Legislation Would Scrap Annual Budget Process
Lawmakers seek to move Congress to a two-year cycle to give agencies more fiscal certainty.
Lawmakers in both chambers are pushing legislation that would move Congress from an annual budget process to a two-year cycle to provide greater stability for federal agencies.
Biennial budgeting would require Congress to enact a two-year budget during its first session, and then focus on oversight of government programs, authorizing legislation and necessary measures to respond to emergencies or unforeseen events during the second session. Currently, the House and Senate have nine months to agree on and pass a budget as well as 12 separate appropriations bills funding the government. Since 1980, Congress has only twice completed the appropriations process before the annual Oct. 1 deadline.
Sens. Johnny Isakson, R-Ga., and Jeanne Shaheen, D-N.H., on Thursday introduced legislation in the upper chamber to switch to a two-year budget cycle; Rep. Joe Wilson, R-S.C., unveiled a similar bill in the House last week.
“Moving from a one-year to a two-year budget process will allow Congress to devote more time and attention to the wasteful programs and policies that need reform,” Wilson said.
Isakson has filed the bill as stand-alone legislation and as an amendment to the continuing resolution to fund the government through fiscal 2013. The Senate is considering amendments to the CR on Thursday, with a final vote on the legislation expected on Friday.
This is not the first time that Congress has considered shifting to a modified budget schedule. But the epic budget battles during the past two years, an out-of-control deficit, and the automatic across-the-board spending cuts that took effect March 1 have made the need for reform more urgent.
“The budget process is broken,” Shaheen said. “We’ve dealt with one too many manufactured budget crises and now automatic cuts are threating jobs and economic growth because of Washington’s inability to budget properly.”

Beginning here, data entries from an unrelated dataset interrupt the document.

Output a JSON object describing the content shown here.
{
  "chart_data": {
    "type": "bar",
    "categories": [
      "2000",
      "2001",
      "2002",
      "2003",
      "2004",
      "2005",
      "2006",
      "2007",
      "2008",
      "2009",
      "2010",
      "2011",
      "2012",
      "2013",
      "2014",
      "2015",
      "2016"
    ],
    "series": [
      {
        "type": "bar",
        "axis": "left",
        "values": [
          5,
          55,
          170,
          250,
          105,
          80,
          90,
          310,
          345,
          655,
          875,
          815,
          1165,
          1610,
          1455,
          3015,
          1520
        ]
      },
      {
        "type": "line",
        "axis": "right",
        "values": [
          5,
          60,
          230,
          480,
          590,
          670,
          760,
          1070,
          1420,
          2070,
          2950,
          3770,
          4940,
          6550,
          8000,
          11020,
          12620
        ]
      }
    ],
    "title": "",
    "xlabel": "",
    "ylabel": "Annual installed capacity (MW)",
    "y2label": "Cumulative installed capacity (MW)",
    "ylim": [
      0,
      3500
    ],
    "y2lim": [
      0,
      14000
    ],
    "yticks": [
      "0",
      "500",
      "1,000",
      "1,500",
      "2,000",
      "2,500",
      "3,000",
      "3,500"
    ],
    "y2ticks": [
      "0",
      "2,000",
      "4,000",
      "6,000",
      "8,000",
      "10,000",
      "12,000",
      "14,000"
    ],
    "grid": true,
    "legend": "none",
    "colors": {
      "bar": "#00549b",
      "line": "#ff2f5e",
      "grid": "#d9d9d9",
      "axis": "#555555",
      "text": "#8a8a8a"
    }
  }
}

Isakson and Shaheen sponsored legislation moving to a two-year budget cycle during the last Congress. The Georgia senator has sponsored biennial budgeting proposals since 2005, and Shaheen is familiar with biennial budgeting during her six-year tenure as governor of New Hampshire. Many state, local and foreign governments operate under biennial or multi-year spending cycles. Currently 20 states operate under on a biennial budget cycle.
The cons to biennial budgeting could include less flexibility for agencies since they would have to plan their budgets two years in advance and an increase in the number of supplemental appropriations bills. But supporters of the idea have said the advantages of moving to such as process outweigh the potential drawbacks.